W celu odniesienia się do poszczególnych kwestii podniesionych w apelacji, za kluczowe trzeba uznać to, że, na przekór twierdzeniom skarżącego, nie jest dowolnym ustalenie Sądu Okręgowego, iż przedsiębiorstwo, w skład którego miały wchodzić rzekomo przywłaszczone – zgodnie z tezą subsydiarnego aktu oskarżenia - rzeczy i prawa majątkowe, stanowiło wyłączną własność J. U., a wręcz przeciwnie, ustalenie to mieści się w granicach swobody określonej w art. 7 k.p.k. Do takiej konstatacji prowadzi analiza zgromadzonego w sprawie materiału dowodowego, przeprowadzona zgodnie z wymienionymi w tym przepisie kryteriami, tj. zasadami prawidłowego rozumowania, wiedzy i doświadczenia życiowego. W efekcie J. U. nie mógł przywłaszczyć składników przedsiębiorstwa, które stanowiło jego wyłączną własność, a H. D., L. U. i D. S. nie mogli mu udzielić pomocy do dokonania tegoż przestępstwa. Słusznie zatem Sąd I instancji uniewinnił wszystkich oskarżonych. Argumenty podniesione w apelacji nie wykazują w sposób przekonujący, aby to ustalenie Sądu Okręgowego wykraczało poza ramy swobody. Motywując swoje stanowisko, Sąd Apelacyjny zważył, co następuje:

Po pierwsze, na skutek zawiadomienia D. U. z dnia 13 stycznia 2015 r. prokurator dwukrotnie umorzył śledztwo w sprawie przywłaszczenia, którego mieli dopuścić się J. U., L. U., H. D. i D. S.. Podstawą obu umorzeń był brak znamion czynu zabronionego w zachowaniach wymienionych osób. O. to drogę D. U. do wniesienia subsydiarnego aktu oskarżenia, który zainicjował postępowanie Sądu Okręgowego zakończone wydaniem zaskarżonego wyroku – uniewinniającego wszystkich oskarżonych od popełnienia zarzuconych im przestępstw.
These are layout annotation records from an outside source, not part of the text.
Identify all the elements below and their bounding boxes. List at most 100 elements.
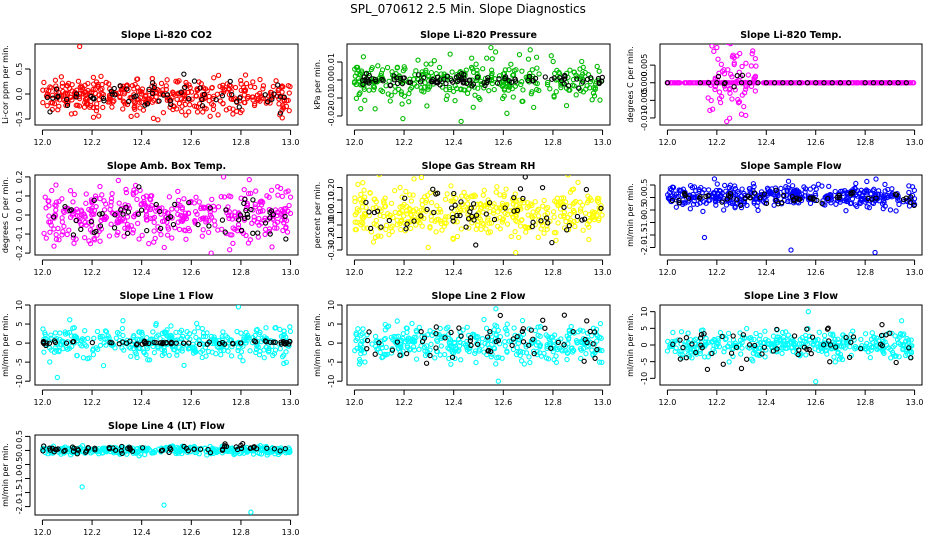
data-point — [143, 212, 150, 218]
data-point — [361, 194, 368, 200]
y-tick-label: -0.10 — [327, 215, 336, 236]
data-point — [709, 106, 716, 112]
data-point — [732, 186, 739, 192]
plot-frame — [34, 174, 299, 256]
data-point — [207, 113, 213, 119]
x-tick-label: 12.4 — [133, 398, 151, 407]
data-point — [151, 239, 157, 245]
data-point — [669, 343, 676, 350]
data-point — [730, 190, 737, 196]
series-all — [39, 442, 293, 515]
data-point — [846, 80, 852, 86]
data-point — [51, 226, 57, 232]
data-point — [143, 352, 149, 358]
data-point — [169, 235, 175, 241]
series-selected — [664, 72, 909, 90]
data-point — [99, 333, 105, 339]
data-point — [409, 84, 415, 91]
data-point — [223, 107, 229, 113]
data-point — [862, 331, 869, 337]
data-point — [751, 77, 757, 83]
data-point — [222, 229, 228, 235]
data-point — [870, 80, 877, 86]
data-point — [584, 199, 591, 206]
data-point — [372, 79, 378, 85]
data-point — [417, 220, 423, 226]
data-point — [137, 345, 143, 352]
data-point — [270, 211, 277, 218]
data-point — [384, 64, 391, 71]
data-point — [410, 337, 416, 343]
data-point — [665, 192, 671, 198]
data-point — [574, 213, 581, 220]
data-point — [698, 342, 704, 348]
data-point — [229, 91, 235, 98]
data-point — [540, 203, 546, 209]
data-point — [735, 96, 741, 103]
data-point — [361, 350, 368, 356]
data-point — [543, 206, 549, 212]
data-point — [82, 219, 88, 226]
data-point — [697, 194, 703, 200]
data-point — [804, 326, 810, 332]
points-layer — [352, 175, 605, 255]
data-point — [362, 337, 368, 343]
data-point — [233, 444, 239, 450]
data-point — [443, 326, 449, 332]
data-point — [756, 336, 762, 342]
data-point — [144, 227, 150, 234]
data-point — [858, 336, 864, 343]
data-point — [219, 226, 225, 232]
data-point — [352, 198, 358, 205]
data-point — [53, 207, 59, 213]
data-point — [499, 355, 505, 361]
data-point — [750, 350, 756, 356]
data-point — [213, 97, 219, 103]
data-point — [179, 108, 185, 115]
data-point — [244, 95, 251, 101]
data-point — [829, 80, 835, 86]
data-point — [484, 55, 490, 61]
x-tick-label: 12.6 — [182, 138, 200, 147]
data-point — [428, 78, 434, 85]
data-point — [774, 326, 780, 333]
data-point — [463, 80, 470, 87]
y-tick-label: 0.01 — [327, 53, 336, 71]
data-point — [70, 338, 77, 345]
data-point — [139, 445, 146, 451]
data-point — [124, 86, 130, 92]
y-tick-label: -2.0 — [15, 499, 24, 515]
data-point — [160, 339, 166, 346]
data-point — [185, 96, 192, 102]
data-point — [168, 339, 175, 345]
data-point — [796, 80, 802, 86]
data-point — [571, 200, 578, 206]
data-point — [98, 73, 104, 80]
data-point — [134, 84, 140, 90]
data-point — [287, 338, 293, 345]
data-point — [514, 207, 521, 214]
data-point — [579, 202, 586, 208]
data-point — [802, 332, 809, 339]
data-point — [200, 227, 206, 233]
data-point — [387, 98, 393, 104]
data-point — [906, 183, 912, 189]
data-point — [542, 74, 548, 80]
data-point — [843, 334, 849, 341]
data-point — [126, 98, 132, 105]
data-point — [465, 195, 471, 202]
data-point — [544, 81, 551, 88]
data-point — [741, 334, 748, 341]
data-point — [801, 184, 807, 190]
data-point — [423, 61, 429, 67]
data-point — [796, 196, 802, 202]
data-point — [738, 111, 745, 117]
x-tick-label: 12.4 — [757, 268, 775, 277]
data-point — [211, 75, 217, 81]
data-point — [816, 329, 822, 335]
data-point — [175, 188, 181, 195]
data-point — [461, 207, 468, 213]
data-point — [60, 208, 67, 214]
data-point — [374, 208, 381, 214]
data-point — [178, 89, 184, 95]
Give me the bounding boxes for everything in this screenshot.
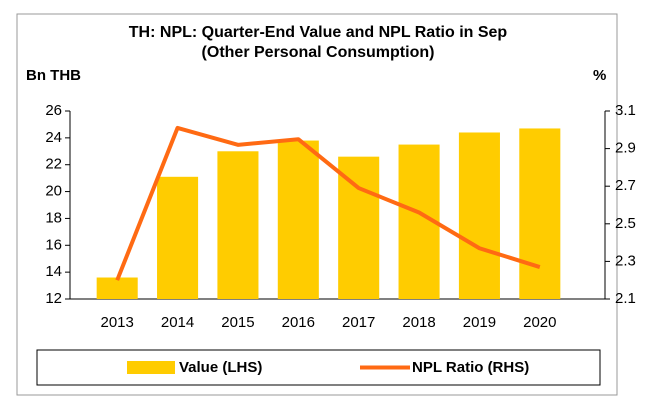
y2-axis-label: % (593, 67, 606, 84)
y2-tick-label: 2.5 (615, 215, 636, 232)
y-axis-label: Bn THB (26, 67, 81, 84)
y2-tick-label: 2.9 (615, 140, 636, 157)
x-tick-label: 2017 (342, 314, 375, 331)
legend-swatch (127, 361, 175, 374)
y-tick-label: 26 (45, 102, 62, 119)
y-tick-label: 20 (45, 183, 62, 200)
y2-tick-label: 2.3 (615, 252, 636, 269)
bar (157, 176, 199, 299)
x-tick-label: 2015 (221, 314, 254, 331)
x-tick-label: 2013 (101, 314, 134, 331)
line (115, 125, 541, 281)
bar (519, 128, 561, 299)
chart-subtitle: (Other Personal Consumption) (202, 44, 435, 61)
y2-tick-label: 3.1 (615, 102, 636, 119)
y-tick-label: 18 (45, 209, 62, 226)
x-tick-label: 2019 (463, 314, 496, 331)
legend-label: Value (LHS) (179, 359, 262, 376)
bar (338, 156, 380, 299)
legend-box (36, 349, 601, 386)
x-tick-label: 2016 (282, 314, 315, 331)
x-tick-label: 2018 (402, 314, 435, 331)
bar (458, 132, 500, 299)
y2-tick-label: 2.7 (615, 177, 636, 194)
x-tick-label: 2014 (161, 314, 194, 331)
y-tick-label: 22 (45, 156, 62, 173)
x-tick-label: 2020 (523, 314, 556, 331)
bar (217, 151, 259, 299)
legend-label: NPL Ratio (RHS) (412, 359, 529, 376)
chart-title: TH: NPL: Quarter-End Value and NPL Ratio… (129, 24, 508, 41)
y-tick-label: 24 (45, 129, 62, 146)
bar (277, 140, 319, 299)
y-tick-label: 12 (45, 290, 62, 307)
bar (96, 277, 138, 299)
y-tick-label: 14 (45, 263, 62, 280)
y-tick-label: 16 (45, 236, 62, 253)
y2-tick-label: 2.1 (615, 290, 636, 307)
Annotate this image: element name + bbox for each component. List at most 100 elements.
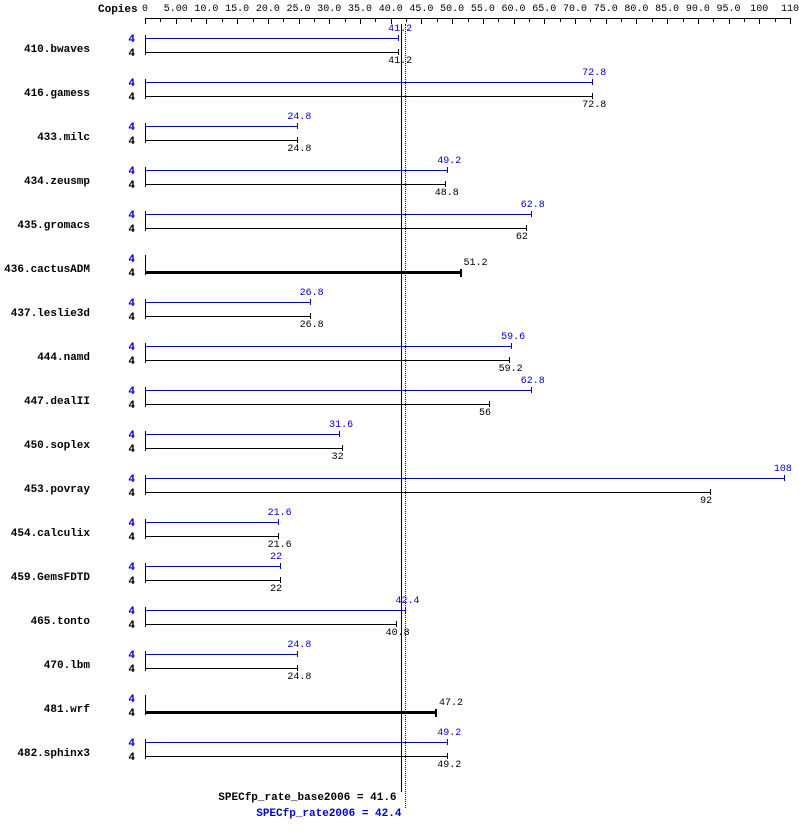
base-value-label: 48.8 [435, 188, 459, 199]
peak-bar-cap [297, 123, 298, 129]
peak-value-label: 31.6 [329, 420, 353, 431]
x-tick-label: 75.0 [594, 4, 618, 15]
x-minor-tick [437, 18, 438, 22]
base-bar [145, 668, 297, 669]
x-minor-tick [345, 18, 346, 22]
base-value-label: 21.6 [268, 540, 292, 551]
base-value-label: 49.2 [437, 760, 461, 771]
base-bar [145, 228, 526, 229]
x-tick-label: 90.0 [686, 4, 710, 15]
peak-bar [145, 390, 531, 391]
copies-header: Copies [98, 4, 138, 16]
base-bar-cap [278, 533, 279, 539]
base-value-label: 72.8 [582, 100, 606, 111]
copies-base: 4 [115, 48, 135, 60]
x-tick-label: 25.0 [287, 4, 311, 15]
x-tick-label: 20.0 [256, 4, 280, 15]
copies-base: 4 [115, 268, 135, 280]
peak-value-label: 26.8 [300, 288, 324, 299]
base-value-label: 40.8 [386, 628, 410, 639]
x-tick-label: 5.00 [164, 4, 188, 15]
benchmark-label: 459.GemsFDTD [0, 572, 90, 584]
spec-chart: Copies05.0010.015.020.025.030.035.040.04… [0, 0, 799, 831]
peak-value-label: 49.2 [437, 728, 461, 739]
base-value-label: 56 [479, 408, 491, 419]
base-bar-cap [460, 269, 462, 277]
x-minor-tick [652, 18, 653, 22]
copies-peak: 4 [115, 430, 135, 442]
base-bar-cap [396, 621, 397, 627]
x-tick [790, 18, 791, 24]
peak-bar [145, 522, 278, 523]
copies-base: 4 [115, 532, 135, 544]
copies-base: 4 [115, 576, 135, 588]
x-tick-label: 45.0 [409, 4, 433, 15]
copies-peak: 4 [115, 650, 135, 662]
peak-bar-cap [405, 607, 406, 613]
copies-peak: 4 [115, 254, 135, 266]
base-bar [145, 404, 489, 405]
x-minor-tick [775, 18, 776, 22]
base-value-label: 62 [516, 232, 528, 243]
benchmark-label: 435.gromacs [0, 220, 90, 232]
peak-bar-cap [278, 519, 279, 525]
copies-base: 4 [115, 312, 135, 324]
benchmark-label: 447.dealII [0, 396, 90, 408]
x-tick-label: 35.0 [348, 4, 372, 15]
benchmark-label: 482.sphinx3 [0, 748, 90, 760]
copies-base: 4 [115, 752, 135, 764]
base-bar-cap [592, 93, 593, 99]
base-bar-cap [398, 49, 399, 55]
copies-base: 4 [115, 708, 135, 720]
peak-bar-cap [447, 739, 448, 745]
x-tick [329, 18, 330, 24]
peak-value-label: 108 [774, 464, 792, 475]
peak-value-label: 22 [270, 552, 282, 563]
peak-value-label: 24.8 [287, 112, 311, 123]
x-tick-label: 80.0 [624, 4, 648, 15]
benchmark-label: 433.milc [0, 132, 90, 144]
copies-peak: 4 [115, 694, 135, 706]
peak-value-label: 24.8 [287, 640, 311, 651]
copies-peak: 4 [115, 386, 135, 398]
benchmark-label: 454.calculix [0, 528, 90, 540]
peak-bar [145, 478, 784, 479]
x-minor-tick [191, 18, 192, 22]
base-value-label: 22 [270, 584, 282, 595]
x-minor-tick [590, 18, 591, 22]
peak-bar [145, 346, 511, 347]
base-value-label: 51.2 [464, 258, 488, 269]
base-bar [145, 624, 396, 625]
base-bar-cap [509, 357, 510, 363]
x-tick [606, 18, 607, 24]
peak-bar [145, 566, 280, 567]
x-minor-tick [498, 18, 499, 22]
peak-bar-cap [531, 387, 532, 393]
copies-peak: 4 [115, 298, 135, 310]
copies-base: 4 [115, 92, 135, 104]
peak-bar [145, 214, 531, 215]
base-value-label: 59.2 [499, 364, 523, 375]
peak-value-label: 62.8 [521, 200, 545, 211]
base-value-label: 26.8 [300, 320, 324, 331]
x-minor-tick [314, 18, 315, 22]
peak-bar [145, 38, 398, 39]
base-bar [145, 492, 710, 493]
peak-value-label: 49.2 [437, 156, 461, 167]
copies-peak: 4 [115, 78, 135, 90]
x-minor-tick [683, 18, 684, 22]
copies-base: 4 [115, 180, 135, 192]
peak-bar [145, 126, 297, 127]
base-bar-cap [489, 401, 490, 407]
copies-base: 4 [115, 136, 135, 148]
x-tick [268, 18, 269, 24]
peak-bar-cap [784, 475, 785, 481]
x-minor-tick [283, 18, 284, 22]
base-bar [145, 52, 398, 53]
x-tick-label: 15.0 [225, 4, 249, 15]
x-tick [759, 18, 760, 24]
benchmark-label: 481.wrf [0, 704, 90, 716]
peak-bar-cap [297, 651, 298, 657]
copies-peak: 4 [115, 166, 135, 178]
base-bar-cap [297, 137, 298, 143]
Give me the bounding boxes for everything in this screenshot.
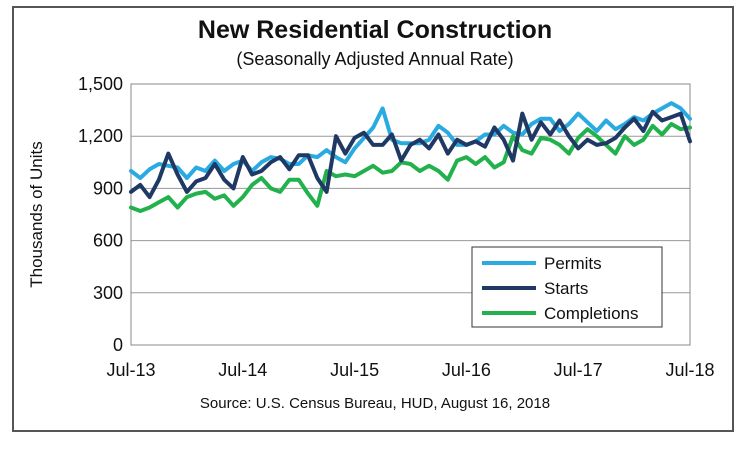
chart-subtitle: (Seasonally Adjusted Annual Rate) bbox=[236, 49, 514, 69]
x-axis-ticks: Jul-13 Jul-14 Jul-15 Jul-16 Jul-17 Jul-18 bbox=[106, 360, 714, 380]
x-tick-label: Jul-18 bbox=[665, 360, 714, 380]
series-lines bbox=[129, 101, 692, 213]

Po drugie, kwestionując dokonaną przez Sąd Okręgowy ocenę dowodów, skarżący skupia się wyłącznie na podważaniu jej trafności, co do tego, że firma (...) była wyłączną własnością J. U. i jednocześnie stara się wykazać, iż stanowiła ona współwłasność oskarżonego i D. U.. W tym też zakresie analizuje zarówno wyjaśnienia oskarżonych, w szczegolności J. U., jak i zeznania D. U. oraz dokumenty, które miały znaczenie dla rozstrzygnięcia tej kwestii. Wynika to jasno z treści zarzutu i uzasadnienia apelacji. Tak samo w przypadku dalszych zarzutów – mających być li tylko skutkiem błędnej oceny dowodów – tj. błędu w ustaleniach faktycznych i obrazy prawa materialnego, skarżący ogniskuje swoje wywody na negowaniu powyższego stanowiska Sądu Okręgowego. Takie postąpienie pełnomocnika oskarżycielki posiłkowej jest w pełni zrozumiałe, ponieważ Sąd Okręgowy, jak zaznaczono to w uzasadnieniu zaskarżonego wyroku, ograniczył ocenę dowodów do wyjaśnień oskarżonych, zeznań świadków i dokumentów wyłącznie do informacji związanych z powstaniem, prowadzeniem od (...) r. i w dacie zdarzenia oraz konstrukcją firmy (...). Poza oceną Sądu I instancji pozostawała ocena wiarygodności wyjaśnień oskarżonych, zeznań świadków i dokumentów w zakresie szeroko rozumianej problematyki ekonomicznego funkcjonowania firmy, sposobu jej prowadzenia, okoliczności rozstania i rozwodu małżonków U.. To trafne stanowisko Sądu Okręgowego wynikało z tego, że podstawą uniewinnienia oskarżonych było ustalenie, w oparciu o zgromadzone dowody, że firma (...) nie wchodziła w skład współwłasności małżeńskiej, lecz stanowiła wyłączną własność J. U.. W tej sytuacji całkowicie zbędnym było analizowanie dowodów odnośnie zagadnień, które nie miały żadnego znaczenia dla merytorycznego rozstrzygnięcia w sprawie. Sąd Apelacyjny poczynił tę uwagę dla tzw. wyczyszczenia przedpola i jednoznacznego sprecyzowania problematyki, która legła u podstaw wydania zaskarżonego wyroku i apelacji wniesionej przez pełnomocnika oskarżycielki posiłkowej.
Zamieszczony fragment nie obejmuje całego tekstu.